Two Worlds
- Author: Apollon Maykov
- Original title: Два мира [Dva mira]
- Language: Russian
- Subject: The conflict between Paganism and Christianity
- Genre: tragedy
- Publication date: 1882
- Publication place: Russian Empire

= Two Worlds (drama) =

Two Worlds (Dva Mira, Два ми′ра) is a tragedy in verse by Apollon Maykov first published (in its full form) in February 1882 issue of The Russian Messenger. It represents the final part of the poetic cycle dealing with the conflict between paganism and Christianity. In 1882 Two Worlds won its author the Pushkin Prize for literature and was hailed as his most prominent work to date.

==History==
After the 1857 publication of Three Deaths Maykov continued to investigate the moral and the ethical aspects of the original clash between Ancient Rome and early Christianity. In 1863 he published "The Death of Lucius" (originally conceived as the second part of Three Deaths), but was dissatisfied with the result.

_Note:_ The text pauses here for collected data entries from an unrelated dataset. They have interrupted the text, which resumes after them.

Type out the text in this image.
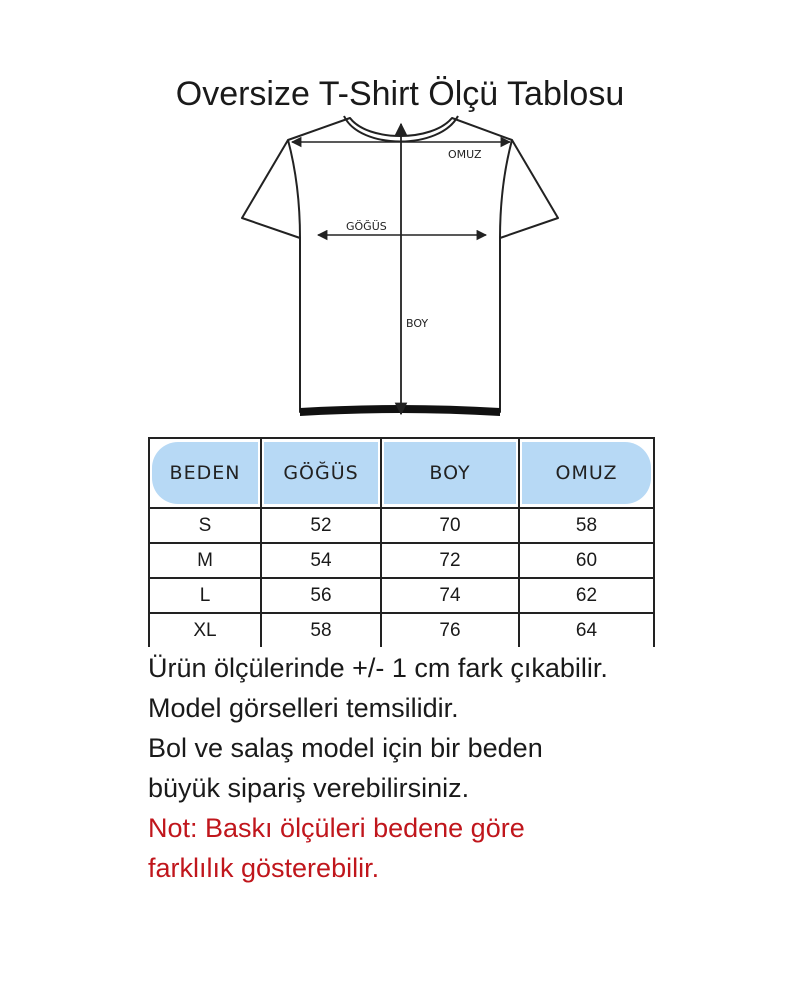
Oversize T-Shirt Ölçü Tablosu
OMUZ
GÖĞÜS
BOY
BEDEN	GÖĞÜS	BOY	OMUZ

S	52	70	58
M	54	72	60
L	56	74	62
XL	58	76	64
Ürün ölçülerinde +/- 1 cm fark çıkabilir.
Model görselleri temsilidir.
Bol ve salaş model için bir beden
büyük sipariş verebilirsiniz.
Not: Baskı ölçüleri bedene göre
farklılık gösterebilir.
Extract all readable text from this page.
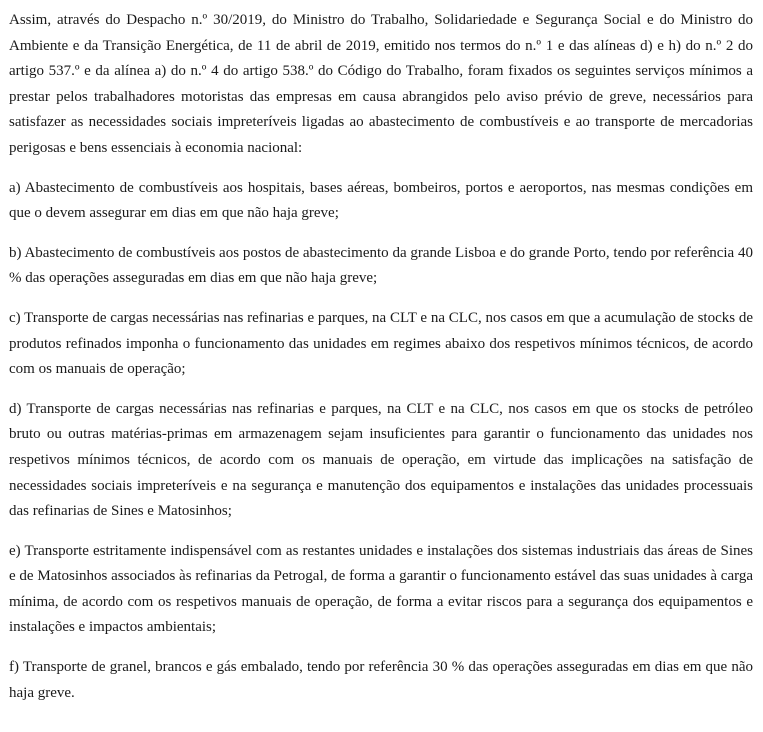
Assim, através do Despacho n.º 30/2019, do Ministro do Trabalho, Solidariedade e Segurança Social e do Ministro do Ambiente e da Transição Energética, de 11 de abril de 2019, emitido nos termos do n.º 1 e das alíneas d) e h) do n.º 2 do artigo 537.º e da alínea a) do n.º 4 do artigo 538.º do Código do Trabalho, foram fixados os seguintes serviços mínimos a prestar pelos trabalhadores motoristas das empresas em causa abrangidos pelo aviso prévio de greve, necessários para satisfazer as necessidades sociais impreteríveis ligadas ao abastecimento de combustíveis e ao transporte de mercadorias perigosas e bens essenciais à economia nacional:

a) Abastecimento de combustíveis aos hospitais, bases aéreas, bombeiros, portos e aeroportos, nas mesmas condições em que o devem assegurar em dias em que não haja greve;

b) Abastecimento de combustíveis aos postos de abastecimento da grande Lisboa e do grande Porto, tendo por referência 40 % das operações asseguradas em dias em que não haja greve;

c) Transporte de cargas necessárias nas refinarias e parques, na CLT e na CLC, nos casos em que a acumulação de stocks de produtos refinados imponha o funcionamento das unidades em regimes abaixo dos respetivos mínimos técnicos, de acordo com os manuais de operação;

d) Transporte de cargas necessárias nas refinarias e parques, na CLT e na CLC, nos casos em que os stocks de petróleo bruto ou outras matérias-primas em armazenagem sejam insuficientes para garantir o funcionamento das unidades nos respetivos mínimos técnicos, de acordo com os manuais de operação, em virtude das implicações na satisfação de necessidades sociais impreteríveis e na segurança e manutenção dos equipamentos e instalações das unidades processuais das refinarias de Sines e Matosinhos;

e) Transporte estritamente indispensável com as restantes unidades e instalações dos sistemas industriais das áreas de Sines e de Matosinhos associados às refinarias da Petrogal, de forma a garantir o funcionamento estável das suas unidades à carga mínima, de acordo com os respetivos manuais de operação, de forma a evitar riscos para a segurança dos equipamentos e instalações e impactos ambientais;

f) Transporte de granel, brancos e gás embalado, tendo por referência 30 % das operações asseguradas em dias em que não haja greve.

The piece called "Death of Lucius. Part 2" (the manuscript of which was discovered in Maykov's archives years later) proved to be the basis of the Two Worlds. "The Death of Lucius", radically re-worked, has found its way into it too, first as the second (in 1872) and then as the third part, in 1882, when it was published by The Russian Messenger and received the prestigious Pushkin Prize.

==Reception==
The Two Worlds was widely discussed and favourably reviewed by contemporary critics. Most of them agreed that with it the poet reached his artistic peak. "The poem of Maykov is so maturely conceived and meticulously executed, that we have to regard it as one of those gains our literature should be very proud of," Yakov Grot declared on 19 October 1982, speaking at the Russian Academy of Sciences meeting.